# Lab exercise 4

Again, we consider two tests:

• Test 1 is developed to measure some current trait; it is used to predict a future criterion;
• The future criterion is measured by another test, Test 2.

In this case:

• An individual’s total score on Test 1 is the “Test score” ($$X$$);
• An individual’s total score on Test 2 is the “Criterion score” ($$Y$$);
• The correlation between observed score on Test 1 ($$X$$) and observed score on Test 2 ($$Y$$) is a measure of how well Test 1 predicts the criterion, namely the criterion-related validity.

The response data sets for the two tests can be found:

1. Import the two response data sets and name as test1 and test2.

2. Obtain the total scores of examinees from the two tests and name as X and Y.
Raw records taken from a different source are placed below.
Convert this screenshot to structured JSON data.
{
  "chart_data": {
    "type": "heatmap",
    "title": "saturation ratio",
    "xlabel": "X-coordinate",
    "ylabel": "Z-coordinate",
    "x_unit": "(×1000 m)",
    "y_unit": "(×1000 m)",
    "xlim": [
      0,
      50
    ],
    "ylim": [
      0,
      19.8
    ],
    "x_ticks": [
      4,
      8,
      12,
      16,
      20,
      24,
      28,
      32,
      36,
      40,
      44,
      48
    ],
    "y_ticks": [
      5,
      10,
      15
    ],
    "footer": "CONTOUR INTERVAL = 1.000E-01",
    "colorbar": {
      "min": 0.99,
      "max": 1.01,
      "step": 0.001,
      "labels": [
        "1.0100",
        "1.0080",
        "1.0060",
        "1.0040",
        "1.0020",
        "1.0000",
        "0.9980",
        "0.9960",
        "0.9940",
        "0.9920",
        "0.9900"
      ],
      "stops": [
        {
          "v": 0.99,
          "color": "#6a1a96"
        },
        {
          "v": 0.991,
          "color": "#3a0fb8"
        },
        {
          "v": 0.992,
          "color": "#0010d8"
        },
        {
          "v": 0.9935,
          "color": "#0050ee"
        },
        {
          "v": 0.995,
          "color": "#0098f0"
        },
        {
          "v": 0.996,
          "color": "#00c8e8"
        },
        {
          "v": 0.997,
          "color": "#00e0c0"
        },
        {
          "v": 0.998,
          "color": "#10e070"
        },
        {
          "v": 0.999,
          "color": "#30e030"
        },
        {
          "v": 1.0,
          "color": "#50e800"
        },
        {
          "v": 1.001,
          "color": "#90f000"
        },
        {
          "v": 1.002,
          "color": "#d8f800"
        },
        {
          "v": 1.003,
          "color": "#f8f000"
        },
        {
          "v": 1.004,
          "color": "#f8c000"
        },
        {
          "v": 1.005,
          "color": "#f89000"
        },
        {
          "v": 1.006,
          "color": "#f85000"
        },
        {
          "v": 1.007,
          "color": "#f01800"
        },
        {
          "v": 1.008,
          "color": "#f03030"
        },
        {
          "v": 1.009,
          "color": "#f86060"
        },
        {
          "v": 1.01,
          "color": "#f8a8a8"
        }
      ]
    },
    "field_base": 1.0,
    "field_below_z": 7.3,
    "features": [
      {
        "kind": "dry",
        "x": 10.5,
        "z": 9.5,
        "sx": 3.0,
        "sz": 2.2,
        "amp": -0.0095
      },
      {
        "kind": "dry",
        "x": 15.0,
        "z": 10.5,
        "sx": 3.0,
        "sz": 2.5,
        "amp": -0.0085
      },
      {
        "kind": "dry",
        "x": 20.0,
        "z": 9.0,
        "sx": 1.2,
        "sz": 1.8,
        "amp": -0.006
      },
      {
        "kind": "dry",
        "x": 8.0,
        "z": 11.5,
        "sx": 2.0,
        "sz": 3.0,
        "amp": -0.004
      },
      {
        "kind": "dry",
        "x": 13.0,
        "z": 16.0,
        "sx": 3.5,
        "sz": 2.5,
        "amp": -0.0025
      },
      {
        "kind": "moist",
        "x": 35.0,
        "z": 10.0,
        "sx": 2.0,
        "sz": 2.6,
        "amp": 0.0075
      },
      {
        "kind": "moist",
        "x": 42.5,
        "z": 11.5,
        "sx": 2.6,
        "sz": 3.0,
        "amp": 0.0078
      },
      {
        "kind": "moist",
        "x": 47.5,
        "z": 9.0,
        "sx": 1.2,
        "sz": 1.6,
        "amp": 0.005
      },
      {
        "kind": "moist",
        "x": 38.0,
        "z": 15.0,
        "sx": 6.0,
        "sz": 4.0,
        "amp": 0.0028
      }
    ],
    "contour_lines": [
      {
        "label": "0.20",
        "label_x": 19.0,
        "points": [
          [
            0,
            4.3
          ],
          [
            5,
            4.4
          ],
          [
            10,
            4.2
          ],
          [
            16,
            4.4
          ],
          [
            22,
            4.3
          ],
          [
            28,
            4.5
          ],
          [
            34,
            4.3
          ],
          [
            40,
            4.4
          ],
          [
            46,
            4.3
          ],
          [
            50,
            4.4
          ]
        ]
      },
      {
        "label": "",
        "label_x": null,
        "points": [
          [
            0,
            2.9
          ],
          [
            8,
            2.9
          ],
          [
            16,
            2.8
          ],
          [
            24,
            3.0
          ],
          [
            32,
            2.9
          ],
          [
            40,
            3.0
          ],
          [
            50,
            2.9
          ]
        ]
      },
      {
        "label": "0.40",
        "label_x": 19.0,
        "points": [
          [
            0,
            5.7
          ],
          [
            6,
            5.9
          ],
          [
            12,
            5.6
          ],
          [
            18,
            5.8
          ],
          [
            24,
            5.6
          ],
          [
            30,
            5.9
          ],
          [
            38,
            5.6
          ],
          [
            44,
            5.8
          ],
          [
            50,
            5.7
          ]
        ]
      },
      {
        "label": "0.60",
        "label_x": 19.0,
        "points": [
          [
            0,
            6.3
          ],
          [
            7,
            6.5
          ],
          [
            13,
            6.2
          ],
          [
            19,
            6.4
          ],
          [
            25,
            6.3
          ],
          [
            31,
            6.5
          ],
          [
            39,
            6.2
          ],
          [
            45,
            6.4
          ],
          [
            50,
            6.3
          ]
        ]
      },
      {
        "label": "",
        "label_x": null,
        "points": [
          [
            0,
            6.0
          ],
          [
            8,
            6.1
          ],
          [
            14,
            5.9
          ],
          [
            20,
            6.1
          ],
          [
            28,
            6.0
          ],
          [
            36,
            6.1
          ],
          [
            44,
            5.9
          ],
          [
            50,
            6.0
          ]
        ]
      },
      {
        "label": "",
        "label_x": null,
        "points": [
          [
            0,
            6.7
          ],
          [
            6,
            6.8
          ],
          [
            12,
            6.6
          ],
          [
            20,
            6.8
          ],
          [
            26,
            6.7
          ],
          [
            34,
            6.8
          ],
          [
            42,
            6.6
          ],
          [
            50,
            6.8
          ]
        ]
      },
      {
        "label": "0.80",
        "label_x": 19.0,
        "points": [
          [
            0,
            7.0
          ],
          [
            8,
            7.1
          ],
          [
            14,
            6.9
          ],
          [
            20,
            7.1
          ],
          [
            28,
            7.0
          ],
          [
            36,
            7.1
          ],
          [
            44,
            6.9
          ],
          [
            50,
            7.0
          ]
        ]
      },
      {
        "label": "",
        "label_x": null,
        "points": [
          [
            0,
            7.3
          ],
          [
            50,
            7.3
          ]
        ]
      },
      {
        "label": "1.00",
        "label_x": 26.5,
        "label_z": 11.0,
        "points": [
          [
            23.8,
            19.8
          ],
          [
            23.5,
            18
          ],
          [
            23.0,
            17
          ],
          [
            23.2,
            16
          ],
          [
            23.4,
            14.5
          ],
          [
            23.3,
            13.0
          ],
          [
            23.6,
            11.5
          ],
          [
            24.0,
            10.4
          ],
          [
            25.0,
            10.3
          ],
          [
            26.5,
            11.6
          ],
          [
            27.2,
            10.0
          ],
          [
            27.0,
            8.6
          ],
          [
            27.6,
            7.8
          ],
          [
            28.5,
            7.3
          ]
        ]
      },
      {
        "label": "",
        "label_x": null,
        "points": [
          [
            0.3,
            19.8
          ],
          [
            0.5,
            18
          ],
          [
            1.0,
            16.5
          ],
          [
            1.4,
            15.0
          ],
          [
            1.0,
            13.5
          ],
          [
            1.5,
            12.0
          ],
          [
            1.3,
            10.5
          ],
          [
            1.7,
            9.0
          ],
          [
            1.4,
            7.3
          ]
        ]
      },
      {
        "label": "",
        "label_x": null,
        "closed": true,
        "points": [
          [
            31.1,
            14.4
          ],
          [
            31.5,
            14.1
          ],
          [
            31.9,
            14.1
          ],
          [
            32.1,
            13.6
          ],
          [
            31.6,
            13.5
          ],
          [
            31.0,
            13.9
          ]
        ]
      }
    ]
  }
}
3. Draw the scatter plot of X and Y.

4. Compute the pearson correlation between X and Y.

5. Fit a regression model predicting score on test 2 using that on test 1. Print the regression coefficients.

6. Draw the fitted regression line on top of the scatter plot of X and Y.

7. Suppose an examinee got a score of 6 on test 1, what is the predicted criterion score and the 95% confidence interval?

• Bonus questions

These questions are just for those of you who want to challenge yourself. You do not need to include the answers of these questions in your .pdf file.

Do the following without using the lm() or predict() functions.

1. Obtain the regression coefficients.

2. Predict the criterion score for an examinee who got a score of 6 on test 1.